Abstract
During the past decade, broadcasting has been challenged by OTT services, offering a more personalized and flexible way of experiencing the content. The on-demand features paved the way for new media delivery paradigms, replacing traditional MPEG-TS stream-based approach by file-based IP protocols. With those new protocols came new ways of monetizing the content. While traditional TV leveraged advertisements to increase broadcasters' revenues for decades, it has never approached the level of personalization offered by OTT, until the release of ATSC-3.0 [8] and its IP stack in 2016. However, OTT services have some drawbacks compared to broadcasting: video quality, latency, and scaling capabilities when millions of viewers want to access a content at the same time. In this paper, we describe how the several recent technologies can be exploited to address these drawbacks.
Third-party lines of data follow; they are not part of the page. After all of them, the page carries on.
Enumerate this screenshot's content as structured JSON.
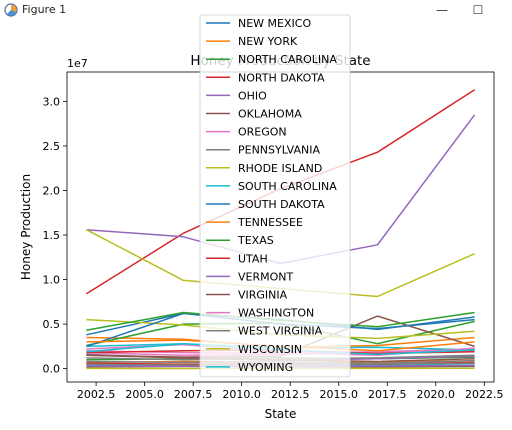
{
  "window": {
    "title": "Figure 1",
    "minimize_glyph": "—",
    "maximize_glyph": "☐",
    "icon": "matplotlib-figure-icon"
  },
  "chart_data": {
    "type": "line",
    "title": "Honey Production by State",
    "xlabel": "State",
    "ylabel": "Honey Production",
    "offset_text": "1e7",
    "xlim": [
      2001.0,
      2023.0
    ],
    "ylim": [
      -1500000.0,
      33300000.0
    ],
    "x_ticks": [
      2002.5,
      2005.0,
      2007.5,
      2010.0,
      2012.5,
      2015.0,
      2017.5,
      2020.0,
      2022.5
    ],
    "x_tick_labels": [
      "2002.5",
      "2005.0",
      "2007.5",
      "2010.0",
      "2012.5",
      "2015.0",
      "2017.5",
      "2020.0",
      "2022.5"
    ],
    "y_ticks": [
      0,
      5000000,
      10000000,
      15000000,
      20000000,
      25000000,
      30000000
    ],
    "y_tick_labels": [
      "0.0",
      "0.5",
      "1.0",
      "1.5",
      "2.0",
      "2.5",
      "3.0"
    ],
    "grid": false,
    "legend_placement": "upper-center",
    "x": [
      2002,
      2007,
      2012,
      2017,
      2022
    ],
    "series": [
      {
        "name": "NEW MEXICO",
        "color": "#1f77b4",
        "values": [
          200000,
          350000,
          300000,
          280000,
          250000
        ]
      },
      {
        "name": "NEW YORK",
        "color": "#ff7f0e",
        "values": [
          3500000,
          3300000,
          2400000,
          2600000,
          3500000
        ]
      },
      {
        "name": "NORTH CAROLINA",
        "color": "#2ca02c",
        "values": [
          1000000,
          1100000,
          1200000,
          1100000,
          1300000
        ]
      },
      {
        "name": "NORTH DAKOTA",
        "color": "#d62728",
        "values": [
          8400000,
          15200000,
          20200000,
          24300000,
          31300000
        ]
      },
      {
        "name": "OHIO",
        "color": "#9467bd",
        "values": [
          1600000,
          1200000,
          900000,
          1100000,
          1400000
        ]
      },
      {
        "name": "OKLAHOMA",
        "color": "#8c564b",
        "values": [
          200000,
          250000,
          220000,
          200000,
          260000
        ]
      },
      {
        "name": "OREGON",
        "color": "#e377c2",
        "values": [
          1800000,
          1500000,
          1600000,
          1800000,
          2000000
        ]
      },
      {
        "name": "PENNSYLVANIA",
        "color": "#7f7f7f",
        "values": [
          1200000,
          1000000,
          1100000,
          1200000,
          1500000
        ]
      },
      {
        "name": "RHODE ISLAND",
        "color": "#bcbd22",
        "values": [
          30000,
          20000,
          25000,
          30000,
          40000
        ]
      },
      {
        "name": "SOUTH CAROLINA",
        "color": "#17becf",
        "values": [
          400000,
          500000,
          450000,
          400000,
          550000
        ]
      },
      {
        "name": "SOUTH DAKOTA",
        "color": "#1f77b4",
        "values": [
          3800000,
          6200000,
          5500000,
          4400000,
          5800000
        ]
      },
      {
        "name": "TENNESSEE",
        "color": "#ff7f0e",
        "values": [
          700000,
          800000,
          750000,
          700000,
          900000
        ]
      },
      {
        "name": "TEXAS",
        "color": "#2ca02c",
        "values": [
          2600000,
          5000000,
          5100000,
          2800000,
          5300000
        ]
      },
      {
        "name": "UTAH",
        "color": "#d62728",
        "values": [
          600000,
          500000,
          550000,
          500000,
          700000
        ]
      },
      {
        "name": "VERMONT",
        "color": "#9467bd",
        "values": [
          300000,
          250000,
          280000,
          300000,
          350000
        ]
      },
      {
        "name": "VIRGINIA",
        "color": "#8c564b",
        "values": [
          1500000,
          1300000,
          1400000,
          5900000,
          2500000
        ]
      },
      {
        "name": "WASHINGTON",
        "color": "#e377c2",
        "values": [
          2000000,
          1800000,
          1700000,
          1900000,
          2200000
        ]
      },
      {
        "name": "WEST VIRGINIA",
        "color": "#7f7f7f",
        "values": [
          500000,
          400000,
          450000,
          500000,
          600000
        ]
      },
      {
        "name": "WISCONSIN",
        "color": "#bcbd22",
        "values": [
          5500000,
          4900000,
          3800000,
          3400000,
          4200000
        ]
      },
      {
        "name": "WYOMING",
        "color": "#17becf",
        "values": [
          2500000,
          2800000,
          2300000,
          2400000,
          2100000
        ]
      },
      {
        "color": "#1f77b4",
        "values": [
          2500000,
          6200000,
          5000000,
          4500000,
          5500000
        ]
      },
      {
        "color": "#ff7f0e",
        "values": [
          3000000,
          3200000,
          2500000,
          2000000,
          3000000
        ]
      },
      {
        "color": "#2ca02c",
        "values": [
          4300000,
          6300000,
          5400000,
          4700000,
          6300000
        ]
      },
      {
        "color": "#d62728",
        "values": [
          1800000,
          2000000,
          2100000,
          1700000,
          1900000
        ]
      },
      {
        "color": "#9467bd",
        "values": [
          15600000,
          14800000,
          11800000,
          13900000,
          28500000
        ]
      },
      {
        "color": "#8c564b",
        "values": [
          1500000,
          1200000,
          1000000,
          800000,
          1100000
        ]
      },
      {
        "color": "#e377c2",
        "values": [
          2200000,
          2700000,
          1800000,
          1500000,
          2300000
        ]
      },
      {
        "color": "#7f7f7f",
        "values": [
          800000,
          700000,
          750000,
          600000,
          900000
        ]
      },
      {
        "color": "#bcbd22",
        "values": [
          15600000,
          9900000,
          9000000,
          8100000,
          12900000
        ]
      },
      {
        "color": "#17becf",
        "values": [
          1900000,
          2800000,
          2100000,
          1600000,
          2100000
        ]
      }
    ]
  }
}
An end-to-end chain is also demonstrated, bringing significant improvement over existing approaches in terms of bandwidth, latency and experience.
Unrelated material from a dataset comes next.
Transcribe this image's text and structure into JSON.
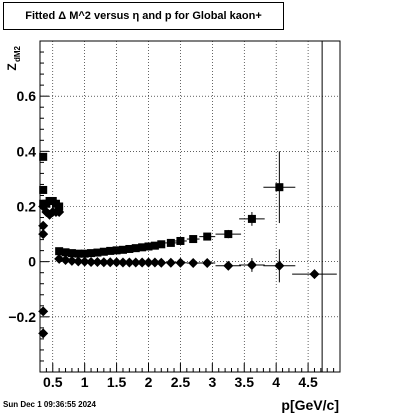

The Versatile Video Coding (VVC) [1] standard has been released in mid-2020 by ISO/IEC MPEG and ITU-T VCEG. VVC has been designed to address a wide range of applications and video formats, while providing a substantial bandwidth saving (around 50%), compared to its predecessor, High Efficiency Video Coding (HEVC) [10], at an equivalent perceived video quality [12]. In this paper, VVC is used to reduce the bandwidth occupied by video over the network, which is a key issue in 2021, knowing that more than 80% of the internet traffic is used to deliver video content [2]. A live software implementation of VVC provided by ATEME is used in the headend before packaging and distribution, producing ISO/IEC Base Media File Format (ISOBMFF) output files [6].
The Common Media Application Format in its Low-Latency profile (CMAF-LL) is then used to deliver the video [7], leveraging HTTP chunk transfer encoding to deliver Low-Latency DASH (LL-DASH) [3]. To further reduce the bandwidth, the DASH-ROUTE server is leveraged to deliver multicast instead of redundant unicast sessions [11]. The ATEME packager, origin server and DASH-ROUTE multicast server are used for that purpose. Combined with VVC efficient source-coding, this paper provides a bandwidth efficient and low-latency manner of delivering OTT services at scale.
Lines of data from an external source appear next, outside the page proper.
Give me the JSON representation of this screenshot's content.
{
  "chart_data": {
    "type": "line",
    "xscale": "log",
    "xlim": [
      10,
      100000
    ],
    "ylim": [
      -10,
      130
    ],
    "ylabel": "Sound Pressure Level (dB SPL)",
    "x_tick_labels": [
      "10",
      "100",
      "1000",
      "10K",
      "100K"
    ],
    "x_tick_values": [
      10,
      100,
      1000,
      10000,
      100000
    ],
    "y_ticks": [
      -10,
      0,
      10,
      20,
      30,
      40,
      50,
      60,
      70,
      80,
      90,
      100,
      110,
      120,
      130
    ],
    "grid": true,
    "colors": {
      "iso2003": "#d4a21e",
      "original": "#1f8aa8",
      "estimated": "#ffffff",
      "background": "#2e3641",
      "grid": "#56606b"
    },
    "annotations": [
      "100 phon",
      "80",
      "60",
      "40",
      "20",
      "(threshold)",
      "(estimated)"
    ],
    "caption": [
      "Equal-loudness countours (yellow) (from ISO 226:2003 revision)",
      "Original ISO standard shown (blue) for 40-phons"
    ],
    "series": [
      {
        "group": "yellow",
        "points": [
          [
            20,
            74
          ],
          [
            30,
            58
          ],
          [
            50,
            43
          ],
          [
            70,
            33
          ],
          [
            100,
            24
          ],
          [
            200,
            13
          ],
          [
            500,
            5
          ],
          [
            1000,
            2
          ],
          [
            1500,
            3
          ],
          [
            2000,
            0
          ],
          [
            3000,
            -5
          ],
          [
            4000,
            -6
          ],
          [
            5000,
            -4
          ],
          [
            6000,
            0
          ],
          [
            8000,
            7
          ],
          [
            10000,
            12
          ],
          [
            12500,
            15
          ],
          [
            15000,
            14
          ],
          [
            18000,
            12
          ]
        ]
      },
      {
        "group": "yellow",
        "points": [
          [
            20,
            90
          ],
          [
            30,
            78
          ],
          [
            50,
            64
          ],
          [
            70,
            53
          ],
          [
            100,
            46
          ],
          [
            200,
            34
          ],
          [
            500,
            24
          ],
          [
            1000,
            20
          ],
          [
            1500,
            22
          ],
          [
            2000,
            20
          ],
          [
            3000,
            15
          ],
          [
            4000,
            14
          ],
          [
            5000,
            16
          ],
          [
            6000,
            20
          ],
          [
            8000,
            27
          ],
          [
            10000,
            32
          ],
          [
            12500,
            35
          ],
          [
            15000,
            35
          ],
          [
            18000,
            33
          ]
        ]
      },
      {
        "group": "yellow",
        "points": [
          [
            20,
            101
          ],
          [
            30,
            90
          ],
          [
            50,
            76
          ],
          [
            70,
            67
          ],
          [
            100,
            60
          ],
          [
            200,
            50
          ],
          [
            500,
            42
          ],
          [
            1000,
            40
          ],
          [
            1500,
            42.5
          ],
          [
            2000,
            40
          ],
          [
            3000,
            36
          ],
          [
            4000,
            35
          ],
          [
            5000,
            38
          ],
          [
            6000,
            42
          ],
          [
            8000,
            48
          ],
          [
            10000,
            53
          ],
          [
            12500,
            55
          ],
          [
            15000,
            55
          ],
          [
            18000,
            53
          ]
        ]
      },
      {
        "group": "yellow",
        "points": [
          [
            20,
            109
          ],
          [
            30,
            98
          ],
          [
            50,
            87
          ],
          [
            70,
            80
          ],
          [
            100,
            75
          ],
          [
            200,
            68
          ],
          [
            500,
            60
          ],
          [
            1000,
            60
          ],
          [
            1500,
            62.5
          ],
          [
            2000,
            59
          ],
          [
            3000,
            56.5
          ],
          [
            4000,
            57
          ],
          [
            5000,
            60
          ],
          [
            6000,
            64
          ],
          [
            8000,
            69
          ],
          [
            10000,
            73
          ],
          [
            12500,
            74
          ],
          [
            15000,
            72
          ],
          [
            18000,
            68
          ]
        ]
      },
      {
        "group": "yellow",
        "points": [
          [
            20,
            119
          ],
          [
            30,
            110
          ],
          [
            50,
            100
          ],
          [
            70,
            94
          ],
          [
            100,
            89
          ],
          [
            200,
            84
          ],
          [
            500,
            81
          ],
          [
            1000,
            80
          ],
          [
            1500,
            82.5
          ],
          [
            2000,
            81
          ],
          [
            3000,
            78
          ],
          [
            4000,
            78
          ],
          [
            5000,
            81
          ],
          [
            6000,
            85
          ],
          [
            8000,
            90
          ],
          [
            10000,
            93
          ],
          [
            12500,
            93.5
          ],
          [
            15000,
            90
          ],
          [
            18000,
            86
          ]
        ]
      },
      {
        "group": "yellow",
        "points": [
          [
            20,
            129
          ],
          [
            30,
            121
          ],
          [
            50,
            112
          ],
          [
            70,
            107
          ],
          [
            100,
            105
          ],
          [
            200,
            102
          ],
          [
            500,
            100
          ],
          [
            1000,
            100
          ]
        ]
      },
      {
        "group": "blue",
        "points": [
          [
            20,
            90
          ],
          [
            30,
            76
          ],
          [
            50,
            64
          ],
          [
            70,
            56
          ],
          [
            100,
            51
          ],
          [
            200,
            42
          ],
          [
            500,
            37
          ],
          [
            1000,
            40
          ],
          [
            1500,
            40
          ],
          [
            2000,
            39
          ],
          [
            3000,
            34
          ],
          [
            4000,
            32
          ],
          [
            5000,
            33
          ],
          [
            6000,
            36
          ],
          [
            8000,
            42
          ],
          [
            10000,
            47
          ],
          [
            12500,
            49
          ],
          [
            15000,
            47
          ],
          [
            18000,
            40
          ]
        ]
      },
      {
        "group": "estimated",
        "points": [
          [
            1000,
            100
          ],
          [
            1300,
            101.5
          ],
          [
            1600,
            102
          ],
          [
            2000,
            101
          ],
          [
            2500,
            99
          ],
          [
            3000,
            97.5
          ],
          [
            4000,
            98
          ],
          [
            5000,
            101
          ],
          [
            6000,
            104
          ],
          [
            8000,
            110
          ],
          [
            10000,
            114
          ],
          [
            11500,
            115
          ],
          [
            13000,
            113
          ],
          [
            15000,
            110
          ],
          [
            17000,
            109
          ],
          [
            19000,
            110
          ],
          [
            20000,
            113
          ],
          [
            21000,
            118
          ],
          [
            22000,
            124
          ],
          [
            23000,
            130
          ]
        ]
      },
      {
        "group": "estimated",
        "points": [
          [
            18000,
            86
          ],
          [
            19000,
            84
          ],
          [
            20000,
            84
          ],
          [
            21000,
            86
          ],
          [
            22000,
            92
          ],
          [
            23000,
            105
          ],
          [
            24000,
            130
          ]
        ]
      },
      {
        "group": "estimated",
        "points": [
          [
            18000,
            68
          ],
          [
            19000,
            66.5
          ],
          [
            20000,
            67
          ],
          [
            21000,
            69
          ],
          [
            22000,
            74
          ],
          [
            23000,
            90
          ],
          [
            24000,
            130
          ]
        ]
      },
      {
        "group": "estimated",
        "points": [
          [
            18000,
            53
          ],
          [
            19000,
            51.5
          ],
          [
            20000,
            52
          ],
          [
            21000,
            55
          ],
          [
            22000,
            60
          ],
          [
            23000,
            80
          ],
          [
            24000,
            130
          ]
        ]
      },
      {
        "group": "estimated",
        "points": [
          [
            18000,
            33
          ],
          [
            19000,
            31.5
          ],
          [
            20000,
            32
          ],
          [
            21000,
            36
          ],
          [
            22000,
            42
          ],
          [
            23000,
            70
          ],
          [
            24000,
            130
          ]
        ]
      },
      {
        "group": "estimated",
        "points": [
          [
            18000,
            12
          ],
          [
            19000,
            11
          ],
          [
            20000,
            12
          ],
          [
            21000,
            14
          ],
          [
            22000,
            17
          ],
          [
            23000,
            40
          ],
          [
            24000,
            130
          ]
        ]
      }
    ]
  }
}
This paper adopts multi-period DASH manifests for ad insertion using XLink to signal ad-server URL. Typical streams coming from broadcasting studios, embedding SCTE-35 splicing event are used as input and interpreted by ATEME pre-processing engine to trigger the ad-insertion and multi-period events in the DASH manifest. The ad-server is then provisioned with VVC-encoded ad-clip for reducing the CDN cost of those files. To demonstrate such advanced features, the GPAC Framework [9] is used with real-time VVC software decoder [4, 5]. The multicast gateway and player from GPAC embeds the real-time decoder libraries to demonstrate both the ROUTE demuxing and ad-replacement within the player.
The benefits of using VVC and ROUTE has been measured. It is verified that the proposed solution enables similar latency as typical terrestrial broadcast services with a high-level of quality providing around 3 seconds glass-to-glass latency leveraging CMAF with HTTP chunk transfer encoding. An accurate description of encoding, packaging and delivery setting will be presented in the poster. Finally, the interoperability is demonstrated by integrating it with other CDN-providers and devices.
In summary, this paper describes implementation and demonstration of a state-of-the-art complete end-to-end and transmission chain for OTT, That aims to address well-known OTT drawbacks, such as latency and scaling capability, by combining the VVC, CMAF-LL and DASH-ROUTE. The proposed solution demonstrates significant benefits in terms of latency reduction, bandwidth saving and network traffic reduction, while enabling flexible and customized ad-insertion solutions for live OTT services. The interoperability of the proposed components is also demonstrated by integrating the chain with 3rd party CDN-providers and integrating it within broadcast environment. As a result, this paper shows the good degree of maturity of emerging technologies such as VVC, when combined with CMAF and ROUTE.